Categories are the landmarks we use to navigate the bibliosphere and find titles we want to buy. But any classification scheme is limited by the ambiguity of language and the challenge of an ever expanding set of subjects and genres. Labels mean different things to different people, and titles often fall into multiple classifications. A publisher may classify a book one way, a bookstore may shelve it under an entirely different label, and a potential customer may never see it because they expect the book to be located in another section of the store.
Categories are the most familiar ways to find books, but certainly not the only method. Tagging is a way for individuals to apply their own labels to a title and share them with others. Tagging is still new territory for many readers, but has the advantage of being a dynamic, collaborative classification system, a tool for recommendations and a scheme for navigating complex metadata all in one. (See “A social analysis of tagging” – Rashmi Sinha.) An interesting comparison of the tagging strategies of Amazon and LibraryThing is available on Thingology.

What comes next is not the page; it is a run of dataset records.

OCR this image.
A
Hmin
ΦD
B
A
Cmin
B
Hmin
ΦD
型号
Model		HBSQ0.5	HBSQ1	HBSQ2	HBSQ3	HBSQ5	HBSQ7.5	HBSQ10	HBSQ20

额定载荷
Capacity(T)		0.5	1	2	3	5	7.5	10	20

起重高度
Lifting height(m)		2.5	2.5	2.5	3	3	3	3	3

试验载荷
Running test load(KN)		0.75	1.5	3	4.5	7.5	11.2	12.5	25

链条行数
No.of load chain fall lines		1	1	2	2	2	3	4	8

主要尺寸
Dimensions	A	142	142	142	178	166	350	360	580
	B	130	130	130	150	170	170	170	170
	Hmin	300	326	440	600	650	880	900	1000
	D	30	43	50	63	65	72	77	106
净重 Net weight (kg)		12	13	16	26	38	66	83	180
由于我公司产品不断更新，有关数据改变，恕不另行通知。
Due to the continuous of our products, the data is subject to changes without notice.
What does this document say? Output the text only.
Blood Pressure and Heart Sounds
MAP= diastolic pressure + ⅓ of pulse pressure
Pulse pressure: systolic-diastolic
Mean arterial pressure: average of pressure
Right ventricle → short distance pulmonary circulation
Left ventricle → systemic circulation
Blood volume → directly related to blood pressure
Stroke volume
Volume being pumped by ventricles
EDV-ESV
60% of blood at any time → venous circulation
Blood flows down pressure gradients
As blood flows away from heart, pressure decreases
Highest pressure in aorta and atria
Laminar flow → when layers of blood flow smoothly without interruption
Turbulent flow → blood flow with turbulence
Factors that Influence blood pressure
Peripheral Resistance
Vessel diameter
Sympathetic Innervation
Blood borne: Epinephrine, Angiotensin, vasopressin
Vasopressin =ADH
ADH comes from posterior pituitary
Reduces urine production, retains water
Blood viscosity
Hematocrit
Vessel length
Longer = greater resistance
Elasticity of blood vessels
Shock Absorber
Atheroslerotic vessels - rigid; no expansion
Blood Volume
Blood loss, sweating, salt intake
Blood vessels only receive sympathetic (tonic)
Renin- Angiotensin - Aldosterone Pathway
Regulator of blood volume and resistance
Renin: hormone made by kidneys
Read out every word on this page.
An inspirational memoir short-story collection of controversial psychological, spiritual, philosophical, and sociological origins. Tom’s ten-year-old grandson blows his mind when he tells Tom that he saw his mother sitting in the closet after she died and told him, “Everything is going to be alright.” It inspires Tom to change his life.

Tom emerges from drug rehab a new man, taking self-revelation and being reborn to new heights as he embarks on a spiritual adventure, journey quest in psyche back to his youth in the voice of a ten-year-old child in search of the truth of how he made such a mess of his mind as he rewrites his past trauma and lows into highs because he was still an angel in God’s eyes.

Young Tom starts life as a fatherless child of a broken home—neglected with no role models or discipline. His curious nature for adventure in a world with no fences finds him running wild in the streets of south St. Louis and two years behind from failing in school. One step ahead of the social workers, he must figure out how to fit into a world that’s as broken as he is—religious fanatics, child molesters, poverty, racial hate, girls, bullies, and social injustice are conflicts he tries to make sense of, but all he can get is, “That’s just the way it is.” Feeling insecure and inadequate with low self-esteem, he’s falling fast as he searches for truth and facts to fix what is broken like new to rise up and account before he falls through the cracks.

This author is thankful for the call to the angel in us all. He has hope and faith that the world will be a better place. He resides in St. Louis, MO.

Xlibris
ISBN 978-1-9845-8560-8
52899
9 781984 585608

The article highlights the need for a critical mass of tags in order to observe meaningful patterns that are useful to customers.
In a recent post on his blog, Steve Weber compared book finding features on Amazon. While categories were used more often than tags, neither was used nearly as frequently as “Search Inside the Book” or recommendations based on customer purchasing patterns. Part of the reason may be due to Amazon’s emphasis on the latter two methods of book finding vs. tags and categories. The future of book finding may ultimately belong to software that observes how we search for books, tracks what we buy, makes cogent recommendations and shows us excerpts of the best candidates for purchase. With enough metadata available, we may turn the task of book finding over to “smart agents” – software that does the searching for us.